Located just outside a large control room and switchgear are three AT27GL Waukesha engines driving Kato generators. Each 12 cylinder Dresser Waukesha Enginator unit can produce more than two megawatts (2280 kW) of power at 900 rpm, 60Hz.
Dresser Waukesha engines provide electricity within ten seconds of sensing a power outage using a compressed-air starting system.
Linked in parallel to the local electric grid, the engines serve a dual purpose: to provide emergency electric power on a standby basis as well as peak shave power for the majority of the mall’s store’s, 16 movie theaters, parking structure, restaurants and a large lounge/entertainment area. The latter use, however, depends on the prices the local utilities are charging for electricity and natural gas. Plans call for the engines to run 8 to 12 hours each day to provide power to the stores, 25 rooftop chillers and common areas. In total, the mall can consume 12 megawatts of power daily and the Dresser Waukesha Enginator units can supply about 60 percent of that need.
One of the reasons why Gary Perrotta, the Site Manager at the Providence Place Mall, decided to choose Dresser Waukesha Engines provided by W.A. Kraft, was the ability to provide electricity within ten seconds of sensing a power outage using a compressed air starting system. Other manufacturers of gas engines this size could not meet that time limit, as required by code.
The unique gas engine, local grid power concept is part of an agreement between the local gas and electric utilities.
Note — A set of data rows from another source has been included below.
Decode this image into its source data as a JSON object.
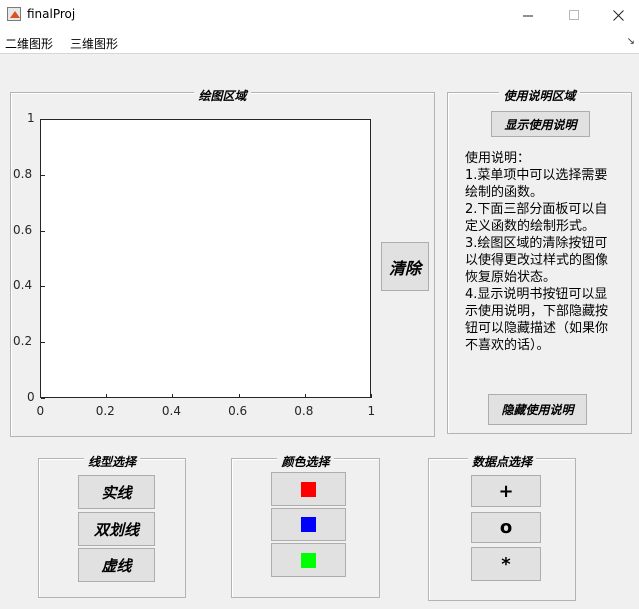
{
  "window": {
    "title": "finalProj",
    "minimize_icon": "minimize-icon",
    "maximize_icon": "maximize-icon",
    "close_icon": "close-icon"
  },
  "menubar": {
    "items": [
      "二维图形",
      "三维图形"
    ],
    "overflow_icon": "chevron-down-icon"
  },
  "plot_panel": {
    "title": "绘图区域",
    "clear_button": "清除",
    "axes": {
      "x_ticks": [
        "0",
        "0.2",
        "0.4",
        "0.6",
        "0.8",
        "1"
      ],
      "y_ticks": [
        "0",
        "0.2",
        "0.4",
        "0.6",
        "0.8",
        "1"
      ],
      "xlim": [
        0,
        1
      ],
      "ylim": [
        0,
        1
      ]
    }
  },
  "help_panel": {
    "title": "使用说明区域",
    "show_button": "显示使用说明",
    "hide_button": "隐藏使用说明",
    "text": "使用说明：\n1.菜单项中可以选择需要绘制的函数。\n2.下面三部分面板可以自定义函数的绘制形式。\n3.绘图区域的清除按钮可以使得更改过样式的图像恢复原始状态。\n4.显示说明书按钮可以显示使用说明，下部隐藏按钮可以隐藏描述（如果你不喜欢的话）。"
  },
  "line_panel": {
    "title": "线型选择",
    "buttons": [
      "实线",
      "双划线",
      "虚线"
    ]
  },
  "color_panel": {
    "title": "颜色选择",
    "colors": [
      "#ff0000",
      "#0000ff",
      "#00ff00"
    ]
  },
  "marker_panel": {
    "title": "数据点选择",
    "buttons": [
      "+",
      "o",
      "*"
    ]
  }
}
A gas engine was chosen because of its efficiency, low fuel consumption and low emissions. It’s interesting to note that the ‘anchor’ stores located in the mall (Nordstrom’s, Filene’s, Lord & Taylor and others) have their own power systems to meet their HVAC, outlets and emergency needs. At the same time, through intelligent energy management system each store that is linked to the main power system has an electric meter.
“In effect, everybody except the anchor stores is our ‘tenant’ and we can bill them individually for their electricity consumption through our distributed control system,” Perrotta notes. “We basically operate as an on-site utility. We bring in power plus generate some of our own, using the Dresser Waukesha engines.”
In some applications, energy from the engine’s exhaust and coolant is captured and used to provide heat, hot water or steam in a co-generation process. In the case of the Providence Place mall, it was decided that this “waste” heat would not be used because of the mall’s particular needs and size.
“The engines start when we need them, even under emergency conditions, they run well and we expect them to be low maintenance” Perrotta concludes. “These are our satisfaction parameters and our Dresser Waukesha Engines are meeting them.”